If one is really that picky of an eater, again, that is one's issue, not everyone else's.
 
DH has a serious allergy to peanuts, tree nuts, peanut and nut oils, and sunflower seeds. Faced with a similar situation, particularly as a 'surprise', we would have left the reception. I am never going to pick humouring the bride and groom's food preferences over DH's health.

But wouldn't that be true of ANY wedding buffet? Why would a meat-based meal be any less risky for your husband?

What does charging per head have to do with anything, the bride and groom still had to pay to feed their guests. Why would that make any difference to a host when choosing to offer a choice for every kind of eater? :confused3

What exactly does "be appreciative" mean to you in this case? Does it mean suck it up and force yourself to eat food you don't like, because its free?

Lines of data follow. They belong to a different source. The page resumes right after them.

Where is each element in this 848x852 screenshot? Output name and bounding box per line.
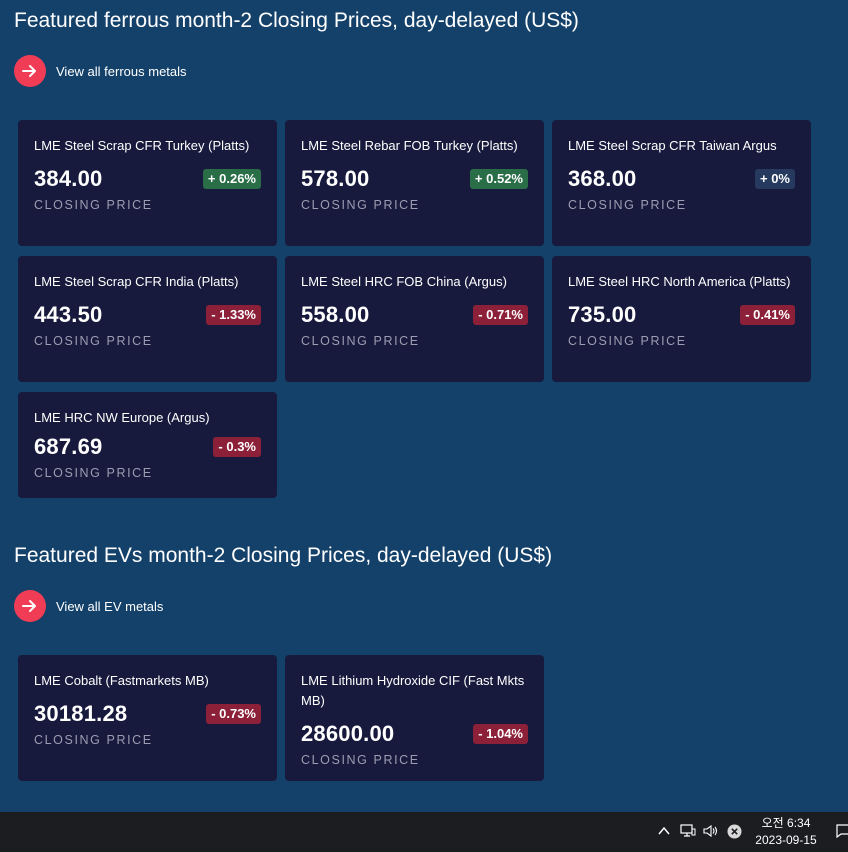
price-card[interactable]: LME Steel Scrap CFR India (Platts) 443.5… bbox=[18, 256, 277, 382]
closing-price-label: CLOSING PRICE bbox=[568, 198, 687, 212]
closing-price-label: CLOSING PRICE bbox=[34, 466, 153, 480]
metal-name: LME Steel HRC FOB China (Argus) bbox=[301, 274, 507, 289]
metal-name: LME Steel Scrap CFR India (Platts) bbox=[34, 274, 239, 289]
closing-price-value: 30181.28 bbox=[34, 701, 128, 726]
closing-price-value: 578.00 bbox=[301, 166, 370, 191]
notification-icon[interactable] bbox=[836, 824, 848, 843]
closing-price-label: CLOSING PRICE bbox=[301, 753, 420, 767]
clock-time: 오전 6:34 bbox=[761, 816, 811, 830]
closing-price-label: CLOSING PRICE bbox=[34, 198, 153, 212]
price-change-badge: - 0.71% bbox=[473, 305, 528, 325]
price-change-badge: + 0.52% bbox=[469, 169, 528, 189]
view-all-ferrous-link[interactable]: View all ferrous metals bbox=[14, 55, 187, 87]
clock-date: 2023-09-15 bbox=[755, 833, 817, 847]
metal-name: LME Steel HRC North America (Platts) bbox=[568, 274, 791, 289]
price-change-badge: - 0.3% bbox=[213, 437, 261, 457]
price-change-badge: - 1.04% bbox=[473, 724, 528, 744]
price-card[interactable]: LME Steel HRC FOB China (Argus) 558.00 -… bbox=[285, 256, 544, 382]
closing-price-label: CLOSING PRICE bbox=[301, 198, 420, 212]
price-card[interactable]: LME HRC NW Europe (Argus) 687.69 - 0.3% … bbox=[18, 392, 277, 498]
price-change-badge: - 1.33% bbox=[206, 305, 261, 325]
price-change-badge: - 0.41% bbox=[740, 305, 795, 325]
chevron-up-icon[interactable] bbox=[657, 824, 671, 843]
closing-price-label: CLOSING PRICE bbox=[301, 334, 420, 348]
price-card[interactable]: LME Steel HRC North America (Platts) 735… bbox=[552, 256, 811, 382]
closing-price-label: CLOSING PRICE bbox=[568, 334, 687, 348]
closing-price-value: 384.00 bbox=[34, 166, 103, 191]
price-card[interactable]: LME Lithium Hydroxide CIF (Fast Mkts MB)… bbox=[285, 655, 544, 781]
closing-price-value: 443.50 bbox=[34, 302, 103, 327]
metal-name: LME HRC NW Europe (Argus) bbox=[34, 410, 210, 425]
metal-name: LME Steel Rebar FOB Turkey (Platts) bbox=[301, 138, 518, 153]
metal-name: LME Cobalt (Fastmarkets MB) bbox=[34, 673, 209, 688]
view-all-ev-label: View all EV metals bbox=[56, 598, 164, 614]
view-all-ev-link[interactable]: View all EV metals bbox=[14, 590, 163, 622]
closing-price-value: 28600.00 bbox=[301, 721, 395, 746]
close-circle-icon[interactable] bbox=[727, 824, 742, 844]
view-all-ferrous-label: View all ferrous metals bbox=[56, 63, 187, 79]
arrow-right-icon bbox=[14, 590, 46, 622]
ferrous-section-title: Featured ferrous month-2 Closing Prices,… bbox=[14, 9, 579, 32]
price-card[interactable]: LME Steel Rebar FOB Turkey (Platts) 578.… bbox=[285, 120, 544, 246]
network-icon[interactable] bbox=[680, 824, 696, 843]
closing-price-label: CLOSING PRICE bbox=[34, 733, 153, 747]
price-card[interactable]: LME Cobalt (Fastmarkets MB) 30181.28 - 0… bbox=[18, 655, 277, 781]
ev-section-title: Featured EVs month-2 Closing Prices, day… bbox=[14, 544, 553, 567]
price-card[interactable]: LME Steel Scrap CFR Taiwan Argus 368.00 … bbox=[552, 120, 811, 246]
closing-price-value: 558.00 bbox=[301, 302, 370, 327]
closing-price-label: CLOSING PRICE bbox=[34, 334, 153, 348]
closing-price-value: 368.00 bbox=[568, 166, 637, 191]
closing-price-value: 735.00 bbox=[568, 302, 637, 327]
arrow-right-icon bbox=[14, 55, 46, 87]
taskbar-clock[interactable]: 오전 6:34 2023-09-15 bbox=[745, 815, 827, 849]
price-change-badge: - 0.73% bbox=[206, 704, 261, 724]
volume-icon[interactable] bbox=[703, 824, 719, 843]
price-change-badge: + 0% bbox=[755, 169, 795, 189]
windows-taskbar: 오전 6:34 2023-09-15 bbox=[0, 812, 848, 852]
metal-name: LME Steel Scrap CFR Taiwan Argus bbox=[568, 138, 777, 153]
metal-name: LME Steel Scrap CFR Turkey (Platts) bbox=[34, 138, 250, 153]
closing-price-value: 687.69 bbox=[34, 434, 103, 459]
metal-name: LME Lithium Hydroxide CIF (Fast Mkts MB) bbox=[301, 673, 525, 708]
price-change-badge: + 0.26% bbox=[202, 169, 261, 189]
price-card[interactable]: LME Steel Scrap CFR Turkey (Platts) 384.… bbox=[18, 120, 277, 246]
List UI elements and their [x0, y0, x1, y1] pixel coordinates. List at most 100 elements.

I believe the point was that if you are paying for your meal, you should get to decide what it is. And if someone else is providing it for you, you don't have to force yourself to eat it, but you should also get over the idea that it should be your choice. I'm sure the hosts thought they were offering something for every kind of eater. As an earlier poster said, humans don't only eat meat - they eat vegetables, grains, and nuts. Now, it turns out these hosts may have not selected a menu that was as appealing as they thought it would be. But it looks like they tried; there were certainly a lot of offerings. When someone invites you to a meal they're paying for, "be appreciative" means exactly that - appreciate the effort, eat what you can, and don't whine that it wasn't what you would have picked out yourself. Don't be a 5-yr-old who throws his peanut butter sandwich back on the plate and says "But I wanted bologna!"
 
I never said that they did not pay for the food.

You said that they HAD to.

They had no obligation to offer a dinner at all.